You're looking at the past with rose-colored glasses. There has never, ever been a time when everything "just worked" all the time.
Since you didn't come to the world of Apple until 2007, you missed the OS X transition. That was fun. You had a new OS that was incredibly slow, buggy, missing tons of basic functionality, and had almost no applications that ran on it, and an old OS that while tried and true, was built on archaic underpinnings and had all kinds of fundamental issues that could not be solved without the total rewrite that was OS X. To get anything done, you had to install both OSes (Macs for a time all shipped with two different operating systems preinstalled, both fully bootable - imagine that
) and switch between them depending on what you needed to do, what software you needed to run, and how adventurous you were feeling. It took many years for OS X to slowly turn from an unusable mess to a fast, stable, and useful operating system, and many years for developers to port their applications over.

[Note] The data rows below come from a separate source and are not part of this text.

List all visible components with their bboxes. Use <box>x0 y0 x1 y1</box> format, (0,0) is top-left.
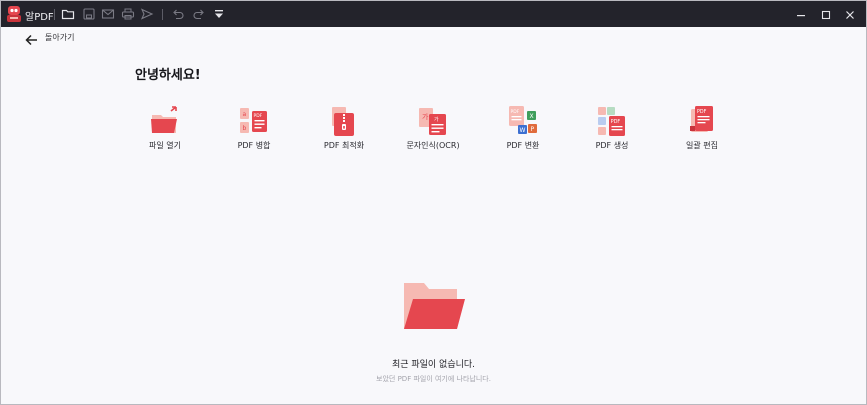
tool-label: 일괄 편집 <box>686 141 718 150</box>
convert-pdf-icon: PDF X W P <box>508 105 538 137</box>
redo-icon[interactable] <box>192 7 206 21</box>
tool-label: PDF 변환 <box>506 141 540 150</box>
svg-text:PDF: PDF <box>697 109 707 115</box>
share-icon[interactable] <box>140 7 154 21</box>
undo-icon[interactable] <box>171 7 185 21</box>
tool-open-file[interactable]: 파일 열기 <box>125 105 205 155</box>
open-folder-icon[interactable] <box>61 7 75 21</box>
close-icon[interactable] <box>843 7 857 21</box>
back-label: 돌아가기 <box>45 33 75 42</box>
tool-convert-pdf[interactable]: PDF X W P PDF 변환 <box>483 105 563 155</box>
save-icon[interactable] <box>82 7 96 21</box>
tool-label: 파일 열기 <box>149 141 181 150</box>
tool-ocr[interactable]: 가 가 문자인식(OCR) <box>393 105 473 155</box>
svg-text:W: W <box>520 127 526 134</box>
create-pdf-icon: PDF <box>597 105 627 137</box>
tool-label: PDF 생성 <box>595 141 629 150</box>
svg-text:가: 가 <box>434 116 439 123</box>
app-logo-icon <box>6 5 22 23</box>
empty-recent-subtitle: 보았던 PDF 파일이 여기에 나타납니다. <box>376 375 491 383</box>
svg-text:가: 가 <box>422 112 429 121</box>
svg-text:PDF: PDF <box>254 113 263 119</box>
tool-optimize-pdf[interactable]: PDF 최적화 <box>304 105 384 155</box>
maximize-icon[interactable] <box>819 7 833 21</box>
greeting-title: 안녕하세요! <box>135 68 201 83</box>
app-window: 알PDF 돌아가기 안녕하세요! 파일 열기 a b PDF PDF 병합 PD… <box>0 0 867 405</box>
tool-label: PDF 최적화 <box>323 141 365 150</box>
ocr-icon: 가 가 <box>418 105 448 137</box>
merge-pdf-icon: a b PDF <box>239 105 269 137</box>
arrow-left-icon <box>25 31 38 46</box>
tool-merge-pdf[interactable]: a b PDF PDF 병합 <box>214 105 294 155</box>
svg-text:PDF: PDF <box>511 109 520 115</box>
mail-icon[interactable] <box>101 7 115 21</box>
compress-pdf-icon <box>329 105 359 137</box>
svg-text:a: a <box>243 111 247 118</box>
tool-label: 문자인식(OCR) <box>406 141 460 150</box>
toolbar-divider <box>54 9 55 20</box>
batch-edit-icon: PDF <box>687 105 717 137</box>
svg-text:b: b <box>243 125 247 132</box>
tool-batch-edit[interactable]: PDF 일괄 편집 <box>662 105 742 155</box>
tool-create-pdf[interactable]: PDF PDF 생성 <box>572 105 652 155</box>
quick-access-dropdown-icon[interactable] <box>212 7 226 21</box>
tool-label: PDF 병합 <box>237 141 271 150</box>
empty-recent-title: 최근 파일이 없습니다. <box>391 360 476 370</box>
folder-open-icon <box>150 105 180 137</box>
svg-text:X: X <box>530 113 534 120</box>
app-name: 알PDF <box>25 12 54 23</box>
toolbar-divider <box>162 9 163 20</box>
print-icon[interactable] <box>121 7 135 21</box>
minimize-icon[interactable] <box>794 7 808 21</box>
svg-text:PDF: PDF <box>611 119 621 125</box>
title-bar: 알PDF <box>1 1 866 27</box>
empty-folder-icon <box>399 281 467 331</box>
svg-text:P: P <box>531 126 535 133</box>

I would say that I spend far more time being productive and far less time struggling with the operating system and the hardware on my Apple products than at any other time in memory. Yes, I freely acknowledge that Apple's yearly release cycles seem to be resulting in releases that probably should not have been made available to the public in their initial form, and that there are areas of iOS and OS X that are just fundamentally broken or poorly thought out. The thing is, this describes all Apple products - past, present (and future) and also every tech product anyone has ever produced, ever.